Sweden has made a number of strides toward its own central bank digital currency, or CBDC, called the e-krona. The Sveriges Riksbank, the country’s central bank, now looks to experiment with the asset using a non-simulated party.
As reported by Reuters, Riksbank detailed on Friday via a statement: “The e-krona pilot is therefore moving on from only having simulated participants, to cooperation with external participants in the test environment.” The experiment will involve participation between Riksbank and Handelsbanken, a retail bank chain based in Sweden.
In January, Riksbank elaborated that its e-krona proof-of-concept harnesses Corda, a distributed ledger technology, or DLT, solution is from R3. Sweden has been on the CBDC path for over a year. April brought the news that the country had finished the beginning portion of its CBDC pilot.
The Riksbank statement reported on by Reuters also included Handelsbanken noting: “For Handelsbanken, the project means the opportunity to participate in what may be among the first digital central bank-issued money in the world to be available to the public.”

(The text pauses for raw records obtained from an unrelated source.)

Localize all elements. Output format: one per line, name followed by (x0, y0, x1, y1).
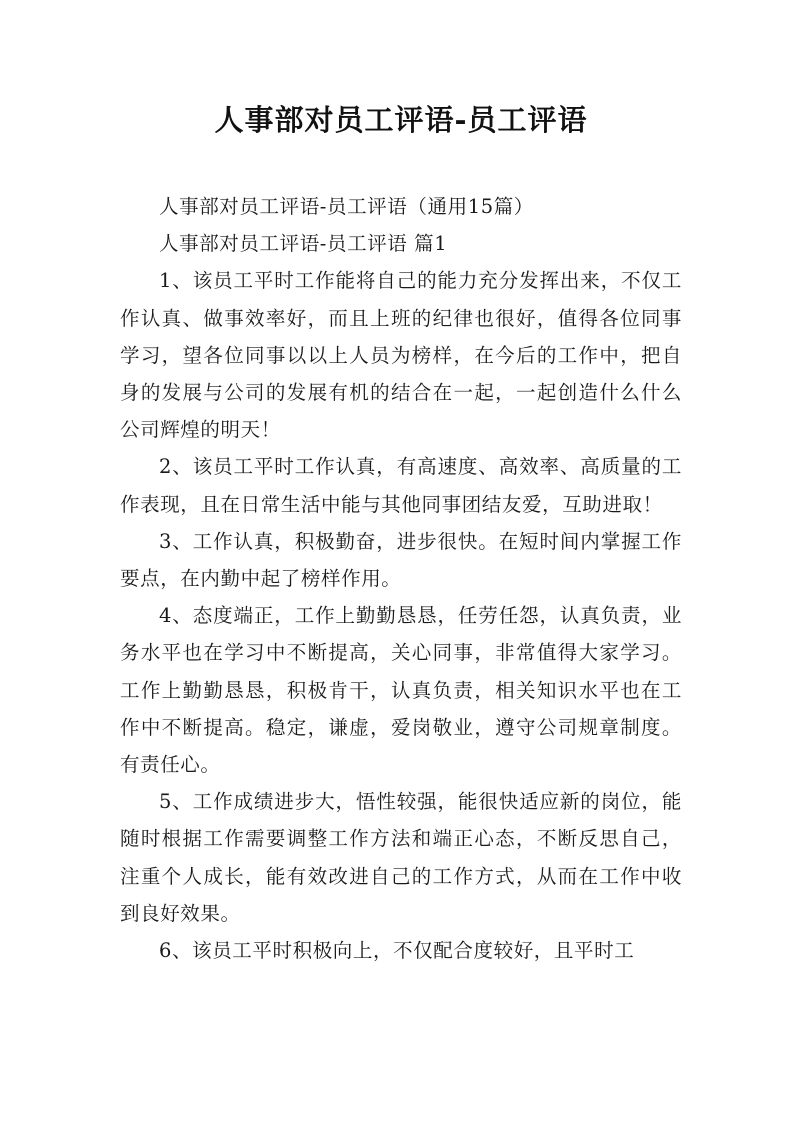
section-heading: 人事部对员工评语-员工评语 篇1 (159, 232, 448, 256)
body-paragraph: 2、该员工平时工作认真，有高速度、高效率、高质量的工作表现，且在日常生活中能与其他同事团结友爱，互助进取！ (120, 455, 682, 516)
body-paragraph: 3、工作认真，积极勤奋，进步很快。在短时间内掌握工作要点，在内勤中起了榜样作用。 (120, 529, 682, 591)
document-title: 人事部对员工评语-员工评语 (214, 103, 588, 137)
subtitle-paragraph: 人事部对员工评语-员工评语（通用15篇） (159, 195, 534, 218)
body-paragraph: 5、工作成绩进步大，悟性较强，能很快适应新的岗位，能随时根据工作需要调整工作方法和端正心态，不断反思自己，注重个人成长，能有效改进自己的工作方式，从而在工作中收到良好效果。 (120, 790, 682, 925)
body-paragraph: 6、该员工平时积极向上，不仅配合度较好，且平时工 (159, 939, 635, 963)
document-body (120, 188, 682, 969)
body-paragraph: 4、态度端正，工作上勤勤恳恳，任劳任怨，认真负责，业务水平也在学习中不断提高，关心同事，非常值得大家学习。工作上勤勤恳恳，积极肯干，认真负责，相关知识水平也在工作中不断提高。稳定，谦虚，爱岗敬业，遵守公司规章制度。有责任心。 (120, 604, 682, 777)
body-paragraph: 1、该员工平时工作能将自己的能力充分发挥出来，不仅工作认真、做事效率好，而且上班的纪律也很好，值得各位同事学习，望各位同事以以上人员为榜样，在今后的工作中，把自身的发展与公司的发展有机的结合在一起，一起创造什么什么公司辉煌的明天！ (120, 269, 682, 442)
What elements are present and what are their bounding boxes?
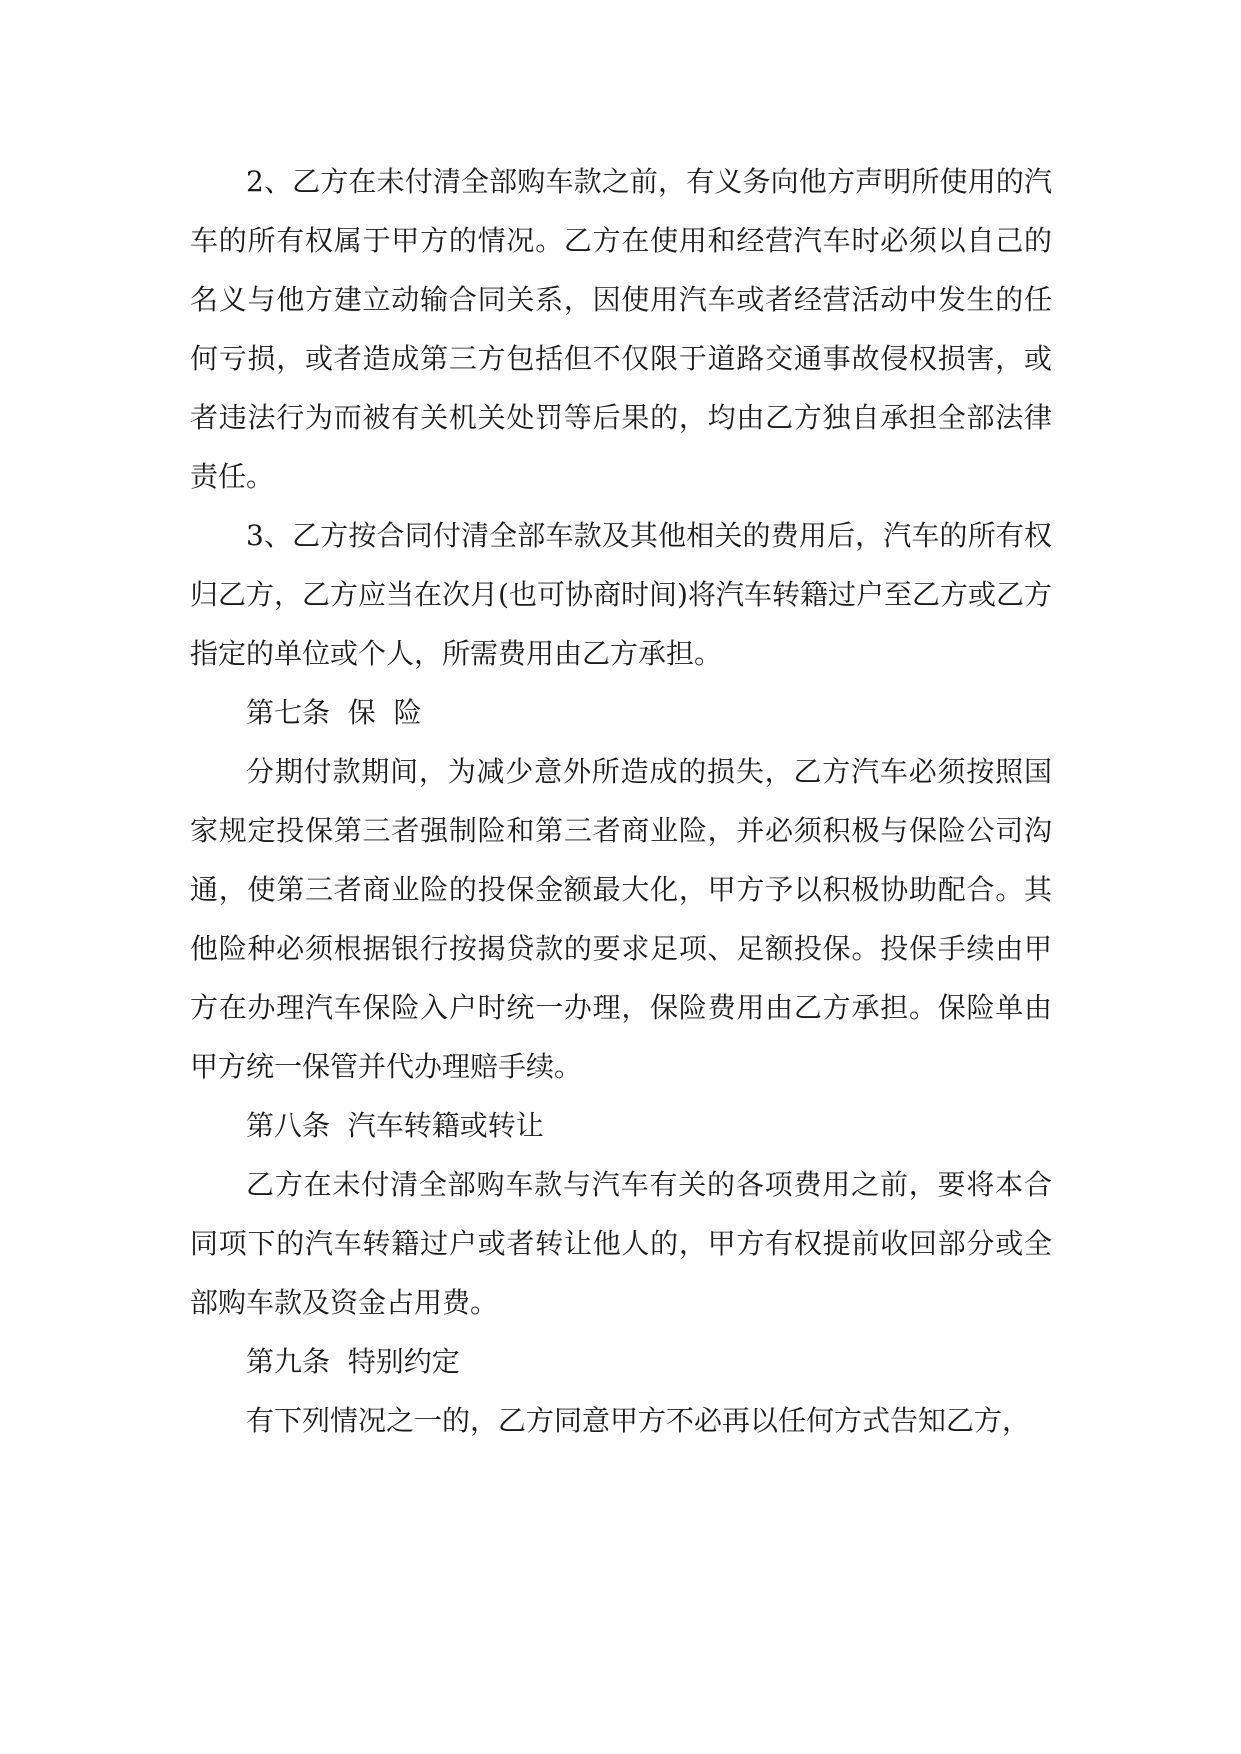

CBDCs were a hot topic in 2020, with countries continuing their pursuits in 2021. China has largely led the charge in terms of CBDC ambition, although the Bahamas burst on the scene last fall with the first CBDC launch, calling its currency the Sand Dollar. Just recently, Lael Brainard, the governor of the Federal Reserve, the central bank of the United States, expressed the importance of a CBDC in terms of the country’s position as the world’s reserve currency.